Made In America Summit, Democrat Senators Ask for Review of AI, Mayors Permitting Bill
Tuesday’s Made-in-America Summit will be headlined by reactions to BEAD allocations.
Teralyn Whipple
June 26, 2023 – Reactions to Monday’s funding allocation announcement from the Broadband Equity, Access and Deployment program will headline Broadband Breakfast’s Made in America Summit on Tuesday, starting at 8:30 a.m. at the Samsung Executive Center on Capitol Hill.
State broadband officers from Virginia, Kansas and New Mexico will take the stage at the Made in America Summit and react to the funding allocations received, which are being announced by the Joe Biden administration Monday.
The National Telecommunications and Information Administration had set a deadline by June 30 to announce the state allocations, which are expected to drive broadband infrastructure deep into states and help fulfill a goal of universal connectivity to the entire nation.
“The Made in America Summit is an effort to explain and examine the connections between the three pillars of the administration’s $2 trillion Made in America agenda: The Infrastructure Investment and Jobs Act, the CHIPS and Science Act, and the green energy provisions of the Inflation Reduction Act,” said Drew Clark, CEO of Breakfast Media LLC.
Sessions throughout the day will explore these vital big-picture topics:
● Building Better Broadband throughout the United States
● (Re)-building Energy Infrastructure
● Semiconductor Manufacturing and U.S.-China Tech Race
● Challenges to Reorienting America’s Supply Chain
● Making Cleaner Energy and Enhancing Green Industry
Registration is available from the Made in America Summit for $249; press may attend free of charge. Registration includes Continental Breakfast and Made in America Lunch.
Senators want AI accountability
Senators Ed Markey, D-Mass., and Gary Peters, D-Mich., asked the Government Accountability Office in a letter sent Friday to review the potential harms of generative artificial intelligence.
The letter requested that the GAO conduct a “detailed technology assessment” on the risks of generative AI tools and how to mitigate them.
“It has already become apparent that generative AI is a double-edged sword, carrying with it a broad range of serious harms,” read the letter, citing AI-generated porn, enhanced scamming techniques and harmful disinformation.

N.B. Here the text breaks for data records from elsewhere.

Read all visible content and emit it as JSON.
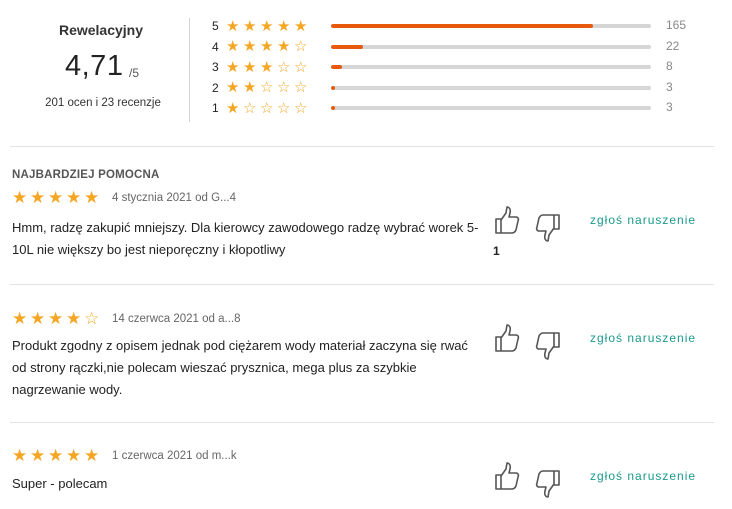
{
  "summary": {
    "label": "Rewelacyjny",
    "score": "4,71",
    "score_max": "/5",
    "count_text": "201 ocen i 23 recenzje",
    "distribution": [
      {
        "stars": "5",
        "count": "165",
        "fraction": 0.82
      },
      {
        "stars": "4",
        "count": "22",
        "fraction": 0.1
      },
      {
        "stars": "3",
        "count": "8",
        "fraction": 0.035
      },
      {
        "stars": "2",
        "count": "3",
        "fraction": 0.012
      },
      {
        "stars": "1",
        "count": "3",
        "fraction": 0.012
      }
    ]
  },
  "colors": {
    "star": "#f5a623",
    "bar_fill": "#e8590c",
    "bar_track": "#d6d6d6",
    "report_link": "#1a9a8c"
  },
  "reviews": [
    {
      "badge": "NAJBARDZIEJ POMOCNA",
      "rating": 5,
      "meta": "4 stycznia 2021 od G...4",
      "text": "Hmm, radzę zakupić mniejszy. Dla kierowcy zawodowego radzę wybrać worek 5-10L nie większy bo jest nieporęczny i kłopotliwy",
      "helpful_count": "1",
      "report": "zgłoś naruszenie"
    },
    {
      "badge": "",
      "rating": 4,
      "meta": "14 czerwca 2021 od a...8",
      "text": "Produkt zgodny z opisem jednak pod ciężarem wody materiał zaczyna się rwać od strony rączki,nie polecam wieszać prysznica, mega plus za szybkie nagrzewanie wody.",
      "helpful_count": "",
      "report": "zgłoś naruszenie"
    },
    {
      "badge": "",
      "rating": 5,
      "meta": "1 czerwca 2021 od m...k",
      "text": "Super - polecam",
      "helpful_count": "",
      "report": "zgłoś naruszenie"
    }
  ],
  "icons": {
    "filled_star": "★",
    "empty_star": "☆",
    "thumb_up": "thumbs-up-icon",
    "thumb_down": "thumbs-down-icon"
  }
}
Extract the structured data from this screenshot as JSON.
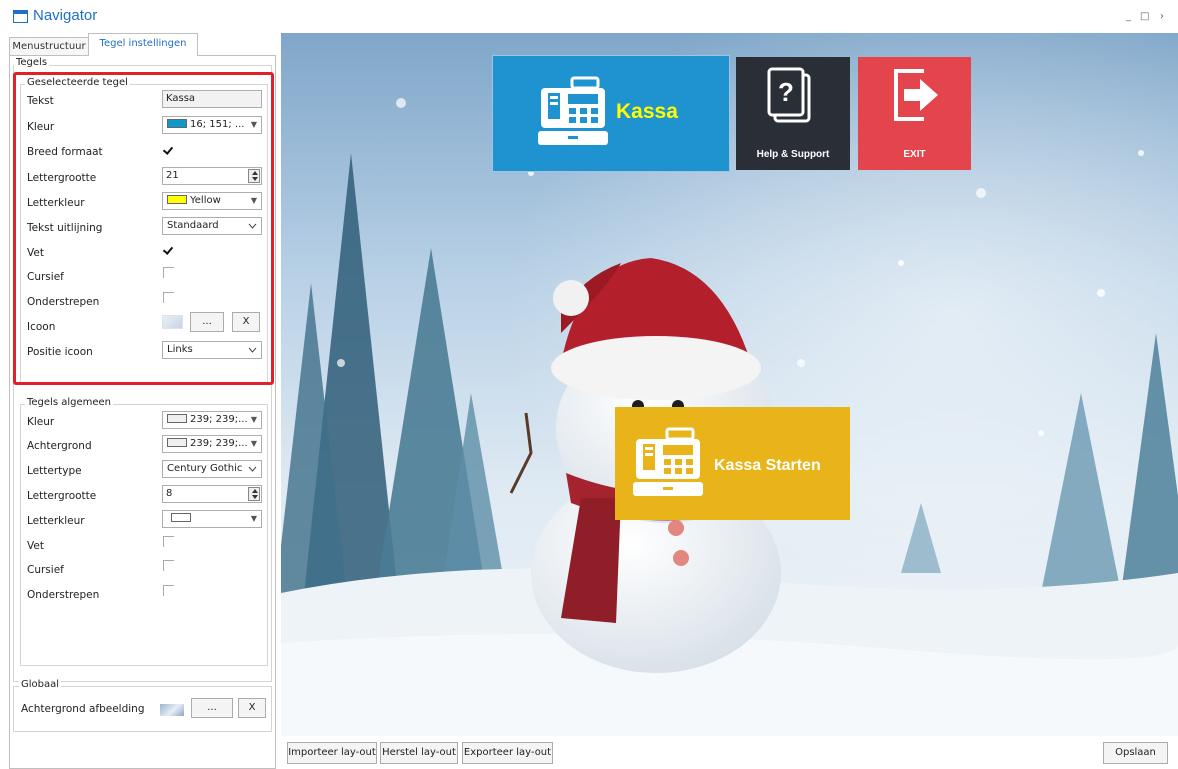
{
  "window": {
    "title": "Navigator",
    "controls": [
      "_",
      "□",
      "›"
    ]
  },
  "tabs": [
    {
      "label": "Menustructuur"
    },
    {
      "label": "Tegel instellingen"
    }
  ],
  "tegels_group": {
    "label": "Tegels"
  },
  "selected_tile": {
    "legend": "Geselecteerde tegel",
    "tekst": {
      "label": "Tekst",
      "value": "Kassa"
    },
    "kleur": {
      "label": "Kleur",
      "value": "16; 151; ...",
      "swatch": "#1097cc"
    },
    "breed": {
      "label": "Breed formaat",
      "checked": true
    },
    "lettergrootte": {
      "label": "Lettergrootte",
      "value": "21"
    },
    "letterkleur": {
      "label": "Letterkleur",
      "value": "Yellow",
      "swatch": "#ffff00"
    },
    "uitlijning": {
      "label": "Tekst uitlijning",
      "value": "Standaard"
    },
    "vet": {
      "label": "Vet",
      "checked": true
    },
    "cursief": {
      "label": "Cursief",
      "checked": false
    },
    "onderstrepen": {
      "label": "Onderstrepen",
      "checked": false
    },
    "icoon": {
      "label": "Icoon",
      "browse": "...",
      "clear": "X"
    },
    "positie": {
      "label": "Positie icoon",
      "value": "Links"
    }
  },
  "general": {
    "legend": "Tegels algemeen",
    "kleur": {
      "label": "Kleur",
      "value": "239; 239;...",
      "swatch": "#efefef"
    },
    "achtergrond": {
      "label": "Achtergrond",
      "value": "239; 239;...",
      "swatch": "#efefef"
    },
    "lettertype": {
      "label": "Lettertype",
      "value": "Century Gothic"
    },
    "lettergrootte": {
      "label": "Lettergrootte",
      "value": "8"
    },
    "letterkleur": {
      "label": "Letterkleur",
      "swatch": "#ffffff"
    },
    "vet": {
      "label": "Vet",
      "checked": false
    },
    "cursief": {
      "label": "Cursief",
      "checked": false
    },
    "onderstrepen": {
      "label": "Onderstrepen",
      "checked": false
    }
  },
  "global": {
    "legend": "Globaal",
    "achtergrond": {
      "label": "Achtergrond afbeelding",
      "browse": "...",
      "clear": "X"
    }
  },
  "tiles": [
    {
      "name": "kassa",
      "label": "Kassa",
      "color": "#1f93d0",
      "text_color": "#ffff00"
    },
    {
      "name": "help",
      "label": "Help & Support",
      "color": "#2a2e36",
      "text_color": "#ffffff"
    },
    {
      "name": "exit",
      "label": "EXIT",
      "color": "#e4454d",
      "text_color": "#ffffff"
    },
    {
      "name": "kassa-starten",
      "label": "Kassa Starten",
      "color": "#e8b41a",
      "text_color": "#ffffff"
    }
  ],
  "bottom": {
    "import": "Importeer lay-out",
    "reset": "Herstel lay-out",
    "export": "Exporteer lay-out",
    "save": "Opslaan"
  }
}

“These current and potential future harms require urgent study. We ask GAO to assess this list of questions about harms from generative AI and potential strategies for mitigation,” the letter said.
The letter follows a series of AI hearings in Congress, including a Senate Judiciary subcommittee in May with the CEO of OpenAI. The Transparent Automated Governance Act, introduced in the Senate in June, aims to improve transparency of the government use of AI.
Another bill introduced in the House earlier this month would require any content generated by AI to include a disclaimer noting the source of the content.
Mayors oppose House broadband permitting bill
Mayors across the nation added their opposition to a bill passed by the House Energy and Commerce Committee that preempts their authority over the deployment of telecommunication infrastructure on local public property.
The American Broadband Deployment Act of 2023, led by Republican representatives, would put a 60-day time limit on local review procedures for broadband projects and adds that permitting applications would be deemed granted after that deadline if the locality has not denied the project.
“The proposed bill would bestow on broadband providers an unprecedented federal grant of access to state and local public property but impose no obligations on those providers to serve unserved and underserved Americans,” argued the U.S. Conference of Mayors in a meeting this month.
It added that the bill would “preempt local government’s rights-of-way compensation and management authority, zoning powers, cable franchising authority, and property rights.”
The National Association of Counties released a statement in May expressing concerns that the act would limit local government’s regulatory power over the placement of wireless technologies to structures.
“We fear the unintended consequence of some of these bills will be to impose costs on local governments, burdens on our taxpayers, interference with public safety and otherwise harm local protections that are the heart of localism without substantively improving broadband deployment,” read the statement.
Supporters for the bill argue that federally imposed time limits for reviews are needed to prevent local powers from blocking or slow-walking projects as money from the $42.5 billion Broadband Equity Access and Deployment program comes down the pipeline, with award announcements expected Monday.
This bill was part of a markup process of 19 bills, one of which would restore the Federal Communications Commission’s spectrum license authority. The House has yet to take action on these legislations.